Habertürk
    Takipde Kalın!
      Günlük gelişmeleri takip edebilmek için habertürk uygulamasını indirin

        Ah Nedim ah…

        Yabancı bir Nedim’den söz etmiyorum. Bizim Nedim Şener, yabancımız değil.

        Sevgili meslektaşım, onurlu arkadaşımız.

        Önceki akşam Habertürk televizyonunda işadamlarına çağrı yaptı, “Yurt dışına kaçırdıkları dolarları getirsinler. Vatandaş üzerine düşeni 15 Temmuz’da yaptı, sıra işadamlarında” diyerek.

        Kulağa hoş gelen popülist bir çağrı.

        Popülizm iyidir ve etkilidir. Ancak gerçeklerle her zaman örtüşmez.

        Yurt dışına para kaçıran birkaç işadamı yok mudur? Vardır elbet.

        Biz de duyuyoruz bazılarını.

        Kimi 50, kimi 100 milyon dolar kaçırmış.

        Yatırım için değil, mevduat olarak.

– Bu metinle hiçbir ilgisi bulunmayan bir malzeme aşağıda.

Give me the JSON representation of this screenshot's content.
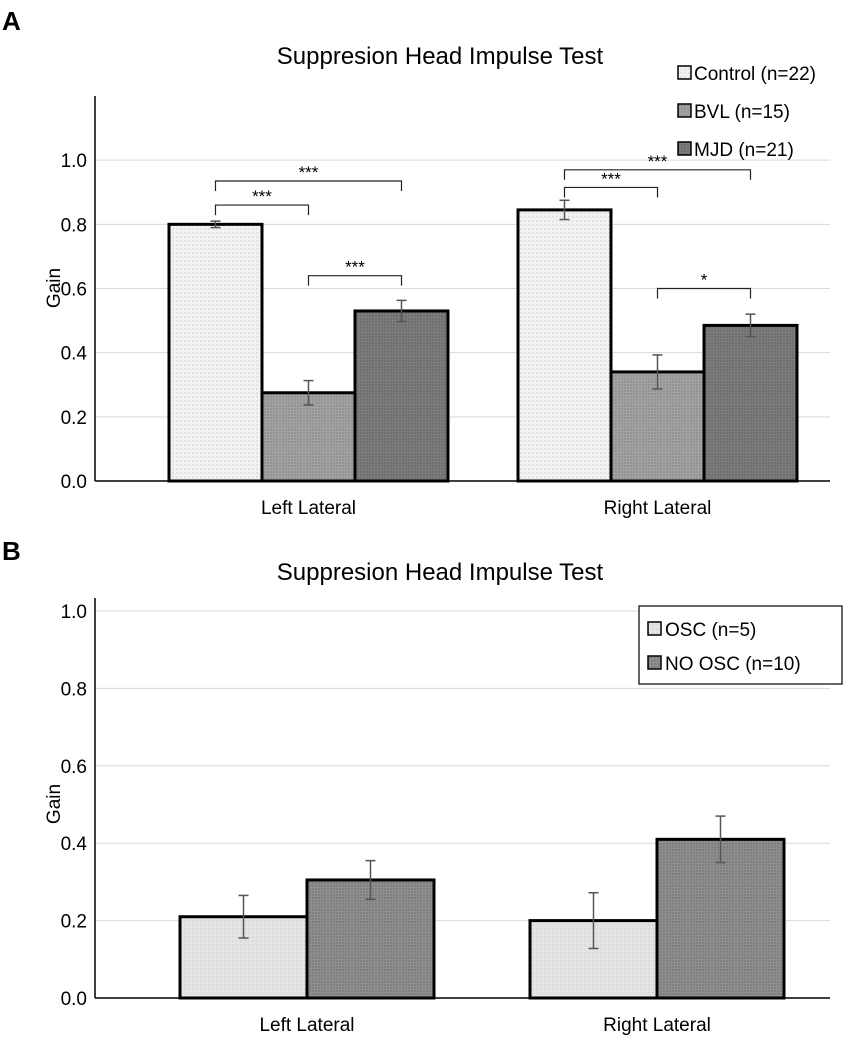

        Ama toptancı bir yaklaşımla işadamları demek, şu günlerde kan ağlayan iş dünyasına haksızlık Nedimciğim, emin ol haksızlık.

        Adam yatırım yapmış, dolarla borçlanmış bankalara. Onun canı senden, benden daha çok yanıyor.

        O batarsa, binlerce insan işsiz kalacak. Hepimizin canını yakacak sonunda.

        Bırak o işadamını. Bırak parasını zaten ekonomik sistemin içinde tutan adamın yakasını.

        Bak bu işler nasıl oluyor sana anlatayım.

        İşkembeden atarak değil, örnekle.

        Hatırlarsın, bundan önceki krizleri.

        Hani şimdi diyorlar ya, “Küresel kriz Türkiye’den patlayacak”

        2001 Küresel Krizi de Uzakdoğu’dan, Uzakdoğu kaplanlarından patlamıştı.

        Merkez üssü Güney Kore idi o ekonomik depremin.

        Peki biliyor musun o zaman Kore halkı ne yaptı?

        Kore Devlet Başkanı “Dövizinizi bozdurun” çağrısı falan yapmadan bankalara koştu.

        Kimi evindeki dövizini, kimi kasasındaki altınını bankalara yatırdı.

        Hani bizim “Yastık altı” dediğimiz türden servetini.

        Bunun faydası ne mi oldu?

        Ekonominin dışında, atıl duran bir büyük kaynak ekonominin emrine girdi.

        Evde, kasada, yastık altında boş durup ABD ekonomisine kaynak olan kağıtlar, birden bire Kore ekonomisine “Can suyu” oldu.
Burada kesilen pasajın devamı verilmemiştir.